I don’t think I realized how important it was to follow-up on every lead…every one. You just never know where a lead might, well, lead, but you also develop a habit of good follow-up in doing so. And when you have no business, well, the answer is obvious. You need leads, and there are many ways to find them. A lost lead could be lost revenue!
The other thing I recall is that, while I told a number of people about my change from corporate Human Resources to real estate, I did not do a very good job of being in touch with everyone possible about this. That was a huge mistake and no doubt there were lost opportunities.
Was there ever a time I questioned whether I had made the right choice of being a real estate agent? And are there events that caused me to stick with it and succeed?
I can’t say I have ever questioned the decision entirely, but there have been times when certain unpleasant transactions or a lack of business made me wonder if this was the right thing to do. I got past that quickly, especially by not focusing on my emotions at the moment, but there are times ones can get disheartened.
Know that there WILL be difficult people to deal with (buyers, sellers, lenders, others in the business) and challenging transactions. It's the reality, like it or not. If you are expecting pie in the sky you are in the wrong business, my friend. But there are so many rewards and wonderful people you will work with and that’s what you will appreciate most, plus the involvement in people’s life decisions
What are 3 things you have learned along the way that have positively affected you and helped improve your real estate business?

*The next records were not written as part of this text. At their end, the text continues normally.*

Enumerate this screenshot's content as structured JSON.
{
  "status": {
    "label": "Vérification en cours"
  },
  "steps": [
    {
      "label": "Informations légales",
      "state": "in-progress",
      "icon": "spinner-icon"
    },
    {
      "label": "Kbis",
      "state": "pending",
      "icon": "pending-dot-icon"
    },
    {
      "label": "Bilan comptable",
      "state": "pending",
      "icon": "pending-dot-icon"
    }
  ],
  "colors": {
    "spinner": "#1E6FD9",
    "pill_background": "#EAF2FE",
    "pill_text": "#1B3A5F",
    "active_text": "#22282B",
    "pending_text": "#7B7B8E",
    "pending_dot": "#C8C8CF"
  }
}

It’s hard to say there are just 3, but for what it’s worth the following have really helped.
1. FOLLOW-UP. I cannot stress this enough, and when we so often hear about lousy customer service, doing a great job of following up is essential. Others expect it, need it, and appreciate it and you benefit in your business, and referral business, by being good at it. Not to mention not jeopardizing a client’s transaction by lack of follow-up, creating tension and anxiety.

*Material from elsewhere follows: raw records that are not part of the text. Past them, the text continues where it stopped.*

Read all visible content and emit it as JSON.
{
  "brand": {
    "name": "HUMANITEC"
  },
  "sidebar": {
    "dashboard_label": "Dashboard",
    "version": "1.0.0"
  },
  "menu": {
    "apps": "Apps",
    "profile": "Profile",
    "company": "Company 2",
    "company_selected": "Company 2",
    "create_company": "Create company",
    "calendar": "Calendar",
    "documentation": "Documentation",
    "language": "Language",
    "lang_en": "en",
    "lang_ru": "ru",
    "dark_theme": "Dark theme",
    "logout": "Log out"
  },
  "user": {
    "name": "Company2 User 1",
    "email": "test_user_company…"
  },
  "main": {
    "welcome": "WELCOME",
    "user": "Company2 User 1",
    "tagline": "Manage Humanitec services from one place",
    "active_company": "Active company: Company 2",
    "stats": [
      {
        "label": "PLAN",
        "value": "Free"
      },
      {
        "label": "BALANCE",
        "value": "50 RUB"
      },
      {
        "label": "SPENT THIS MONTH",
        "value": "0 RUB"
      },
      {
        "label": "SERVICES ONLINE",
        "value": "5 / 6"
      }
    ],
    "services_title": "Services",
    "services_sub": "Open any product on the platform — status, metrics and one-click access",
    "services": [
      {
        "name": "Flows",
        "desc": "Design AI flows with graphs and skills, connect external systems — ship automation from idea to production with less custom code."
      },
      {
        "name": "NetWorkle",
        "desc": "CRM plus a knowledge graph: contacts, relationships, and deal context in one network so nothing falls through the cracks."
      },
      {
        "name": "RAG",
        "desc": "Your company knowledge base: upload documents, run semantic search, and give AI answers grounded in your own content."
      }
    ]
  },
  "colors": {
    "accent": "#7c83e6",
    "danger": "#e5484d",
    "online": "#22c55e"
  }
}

2. LISTEN TO YOUR CLIENTS. You need to listen, carefully, to what they are saying, but also to what they are not saying (not only face to face but in emails, texts, and voice mails). Don’t interrupt when they are talking, and be sure to truly show you are listening, not thinking about something else you want to be doing or readying an answer for them pre-emptively. I think I have always been pretty good at this, especially having learned while in Human Resources, but it’s something I have continued to need to work at.

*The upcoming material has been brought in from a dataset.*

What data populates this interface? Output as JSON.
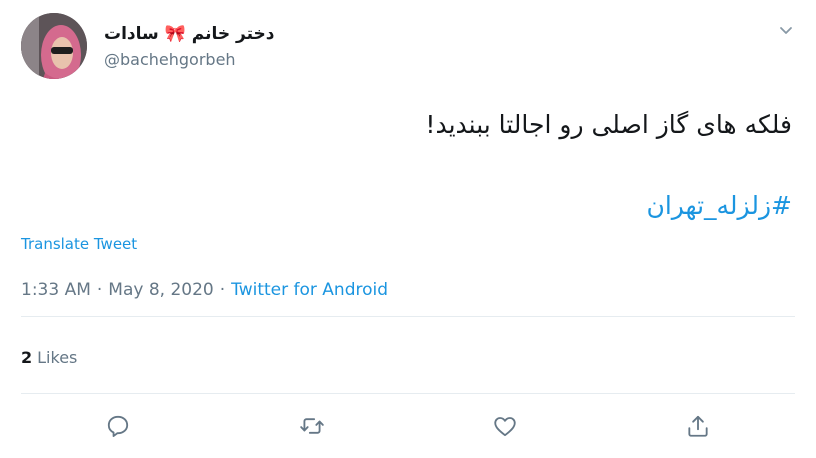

3. AVOID NEGATIVITY. This is your own, oh, especially your own, in all situations, but steer clear, when you can, of those who are negative or are naysayers. You may find prospects who are that way, or agents in your office. You don’t need the negativity to add more stress to your life or to impact your attitude or have you second guessing. And you certainly do not want to come across that way with clients, no matter how challenging they may be.
Know that you CAN choose who to work with, as tough as that might be especially when you do not have much business. And as a wise agent in the business share at a seminar I attended some years ago…get the jerks out of your life!! That's true, of course, outside of real estate.
Good luck, and have fun, too. You will have the ride of your life…roller coaster and all…with an opportunity to play an incredibly important role in people’s lives and decision making.
You will have endless opportunities to learn about yourself, to educate yourself every day, and to work with a myriad of different people and personalities.